Tawaran aksesi Uni Eropa Turki, terkait dengan Yunani
Cavusoglu juga membahas hubungan Uni Eropa (UE) dan proses keanggotaan Turki, dengan mengatakan "Uni Eropa akan menjadi aktor global" seandainya menerima tawaran aksesi Ankara.
Mengenai hubungan dengan Yunani, Cavusoglu mengingat kembali pernyataan Menteri Pertahanan Nasional Turki Hulusi Akar tentang perlunya mengambil langkah-langkah membangun kepercayaan.
Baik menteri pertahanan Yunani maupun pihak terkait lainnya belum mengunjungi Turki selama bertahun-tahun, katanya, seraya menambahkan bahwa pembicaraan eksplorasi akan diadakan untuk beberapa waktu dan bahwa Turki menunjukkan kesediaan tetapi Yunani tidak.
Dia mengatakan masalah antara kedua negara tetangga perlu ditangani dari titik yang "sangat komprehensif".
Kemungkinan operasi anti-teror Suriah
Menanggapi pertanyaan tentang kemungkinan operasi Turki di Suriah utara untuk menghilangkan teroris, Cavusoglu menggarisbawahi bahwa operasi kontra-terorisme Turki di luar negeri semata-mata untuk menghilangkan daerah dari teroris.
Diplomat top Turki itu mengatakan bahwa dia melakukan obrolan singkat dengan Faisal Mekdad, menteri luar negeri rezim Suriah, pada pertemuan gerakan non-blok pada bulan Oktober di ibukota Serbia, Beograd, di mana dia juga berbicara dengan para menteri lain pada pertemuan tersebut.
“Kita harus menyatukan oposisi dan rezim di Suriah untuk mencapai kesepakatan. Jika tidak, tidak akan ada perdamaian abadi,” tegasnya.

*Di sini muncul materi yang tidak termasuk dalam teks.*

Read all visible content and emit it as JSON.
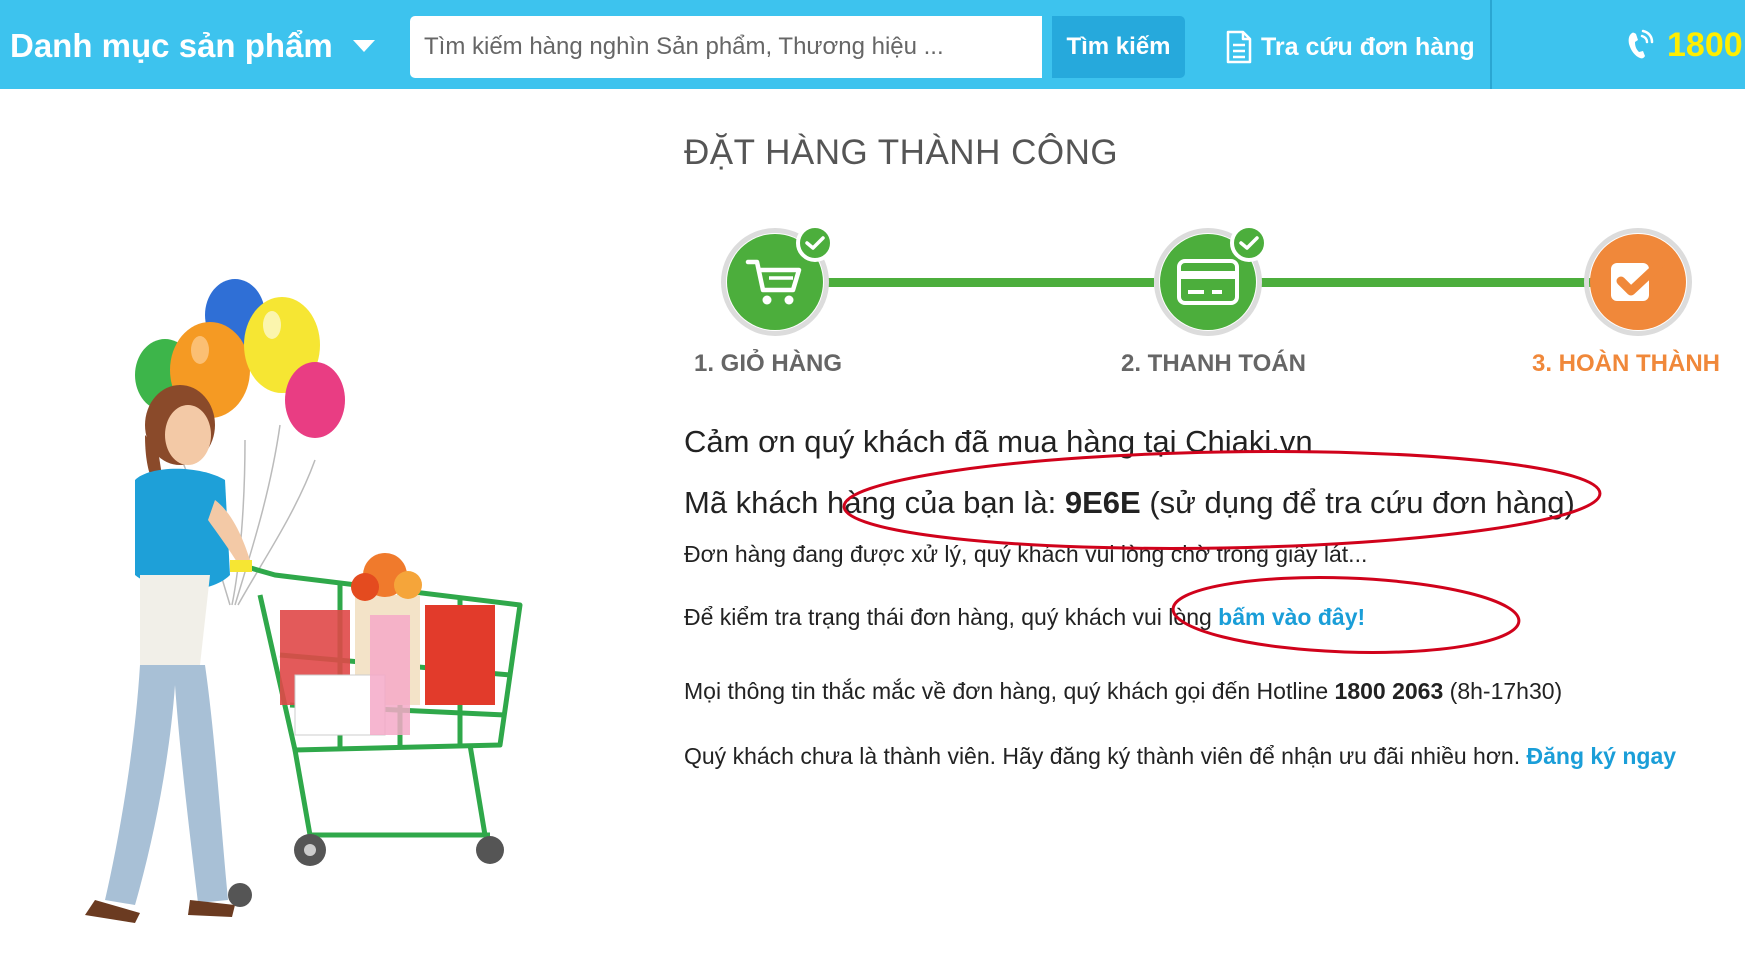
{
  "header": {
    "category_menu": "Danh mục sản phẩm",
    "search_placeholder": "Tìm kiếm hàng nghìn Sản phẩm, Thương hiệu ...",
    "search_button": "Tìm kiếm",
    "order_lookup": "Tra cứu đơn hàng",
    "hotline": "1800"
  },
  "page": {
    "title": "ĐẶT HÀNG THÀNH CÔNG",
    "steps": [
      {
        "label": "1. GIỎ HÀNG",
        "icon": "cart-icon",
        "status": "done"
      },
      {
        "label": "2. THANH TOÁN",
        "icon": "credit-card-icon",
        "status": "done"
      },
      {
        "label": "3. HOÀN THÀNH",
        "icon": "check-icon",
        "status": "active"
      }
    ],
    "thanks": "Cảm ơn quý khách đã mua hàng tại Chiaki.vn",
    "customer_code_prefix": "Mã khách hàng của bạn là:",
    "customer_code": "9E6E",
    "customer_code_suffix": "(sử dụng để tra cứu đơn hàng)",
    "processing": "Đơn hàng đang được xử lý, quý khách vui lòng chờ trong giây lát...",
    "check_status_text": "Để kiểm tra trạng thái đơn hàng, quý khách vui lòng",
    "check_status_link": "bấm vào đây!",
    "hotline_text": "Mọi thông tin thắc mắc về đơn hàng, quý khách gọi đến Hotline",
    "hotline_number": "1800 2063",
    "hotline_hours": "(8h-17h30)",
    "member_text": "Quý khách chưa là thành viên. Hãy đăng ký thành viên để nhận ưu đãi nhiều hơn.",
    "register_link": "Đăng ký ngay"
  },
  "colors": {
    "header_bg": "#3dc3ee",
    "step_green": "#4cae3c",
    "step_orange": "#f0883a",
    "link_blue": "#1a9ed8",
    "hotline_yellow": "#ffee00",
    "annotation_red": "#d0021b"
  }
}
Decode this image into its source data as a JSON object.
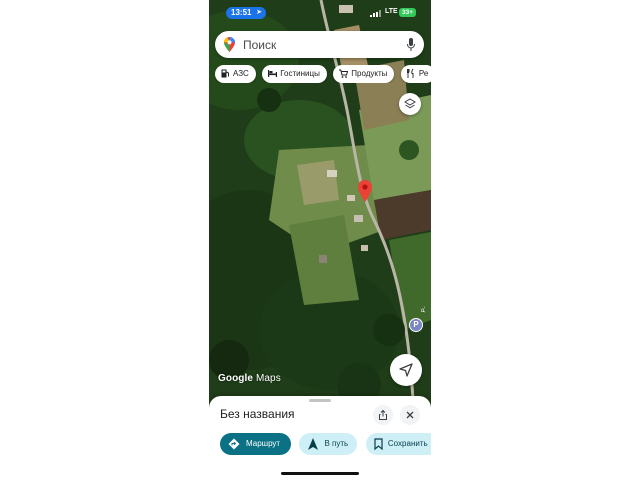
{
  "status_bar": {
    "time": "13:51",
    "network": "LTE",
    "battery": "33+"
  },
  "search": {
    "placeholder": "Поиск",
    "icons": [
      "maps-pin-icon",
      "mic-icon"
    ]
  },
  "chips": [
    {
      "label": "АЗС",
      "icon": "gas-station-icon"
    },
    {
      "label": "Гостиницы",
      "icon": "bed-icon"
    },
    {
      "label": "Продукты",
      "icon": "cart-icon"
    },
    {
      "label": "Ре",
      "icon": "restaurant-icon"
    }
  ],
  "map": {
    "logo": {
      "brand": "Google",
      "product": "Maps"
    },
    "parking_label": "P",
    "road_label": "Р-",
    "colors": {
      "marker": "#ea4335",
      "field": "#6f8c4a",
      "forest": "#1d3a16",
      "road": "#b9b6a6"
    }
  },
  "place_sheet": {
    "title": "Без названия",
    "actions": [
      {
        "label": "Маршрут",
        "icon": "directions-icon",
        "style": "primary"
      },
      {
        "label": "В путь",
        "icon": "navigation-arrow-icon",
        "style": "secondary"
      },
      {
        "label": "Сохранить",
        "icon": "bookmark-icon",
        "style": "secondary"
      }
    ]
  },
  "accent_color": "#0b7285"
}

Harus ada pemerintahan yang kuat di Suriah untuk mencegah perpecahan negara, kata Cavusoglu. “Kehendak yang dapat menguasai setiap jengkal tanah hanya dapat dicapai melalui persatuan dan solidaritas,” tambahnya.
Dia menekankan perlunya mengambil langkah-langkah untuk membangun kembali Suriah yang dilanda perang sejak 2011.
"Tidak ada yang ingin membantu dalam membangun kembali tanpa gencatan senjata dan perdamaian. Ini termasuk UE, aktor penting dunia, serta komunitas internasional. Oleh karena itu, kami, Turki, melakukan yang terbaik, tetapi dasar untuk semua ini adalah gencatan senjata. Kami tentu saja akan mengintensifkan pekerjaan kami dalam hal ini."
Cavusoglu juga menekankan bahwa Turki mendukung integritas teritorial Suriah lebih dari siapa pun. "Integritas perbatasan, integritas teritorial dan perdamaian negara di sebelah kita secara langsung mempengaruhi kita," katanya.
Suriah telah terjebak dalam perang saudara yang kejam sejak awal 2011 ketika rezim Assad menindak protes pro-demokrasi dengan ganas.
Perkiraan PBB menunjukkan bahwa lebih dari 8 juta warga Suriah telah menjadi pengungsi internal atau menjadi pengungsi di negara lain sejak 2011.
Rezim Suriah mengadakan pemilihan presiden pada bulan Mei di mana pihak berwenang mengatakan Assad memenangkan 95,1 persen suara.